Economic policy has gradually shifted from being a credible solution to the 2008 crisis, to a temporary makedo that now has to be perpetuated because there are no new ideas.

The US stock market has had a remarkable rally over the last 10 years but it stands alone globally, and it is clear that buybacks alone could account for the entire rally.

Underneath the surface, degenerating function both in markets and the economy is evidenced by the following:.

1. With well over $10 TRILLION of negative interest rate bonds. This is uncharted territory across financial history.

2. Debt growth is challenging its own mathematical limits.

3. Zombie corporations continue to grow in number.

4. Unicorns are at new all time record levels.

5. Natural market function has become compromised.

6. Global growth is at a 10 year low.

7. Earnings coverage for interest payments in the US is at worse levels than at any time during the 2008/09 financial crisis.

8. Corporate credit ratings in the US have continued to deteriorate.

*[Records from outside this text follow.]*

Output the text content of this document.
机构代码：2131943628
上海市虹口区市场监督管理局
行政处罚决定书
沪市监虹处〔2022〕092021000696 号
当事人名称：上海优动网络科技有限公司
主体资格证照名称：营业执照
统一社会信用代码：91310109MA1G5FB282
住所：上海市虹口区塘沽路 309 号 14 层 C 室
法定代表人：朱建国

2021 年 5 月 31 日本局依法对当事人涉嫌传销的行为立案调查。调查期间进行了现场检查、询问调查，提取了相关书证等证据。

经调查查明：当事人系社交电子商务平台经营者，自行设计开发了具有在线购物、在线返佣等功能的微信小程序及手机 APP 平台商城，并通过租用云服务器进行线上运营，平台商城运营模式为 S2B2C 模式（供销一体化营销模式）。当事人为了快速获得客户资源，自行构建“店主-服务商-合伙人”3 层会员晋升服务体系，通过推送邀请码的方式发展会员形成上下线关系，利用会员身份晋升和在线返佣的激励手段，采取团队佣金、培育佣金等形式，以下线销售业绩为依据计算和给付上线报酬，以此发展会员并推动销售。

In my opinion, continuing with current policies will only lead to more and more dysfunction.

Don’t play Jenga with your finances

Investors need to very carefully assess not only their portfolios, but also their whole investment philosophy and principles.

The principles I set out last year in the “Investment Mindset Bootcamp” series offer a prudent way to do this.

Investors should review their portfolios to ensure that they are not moving into AVOID and GAMBLE categories.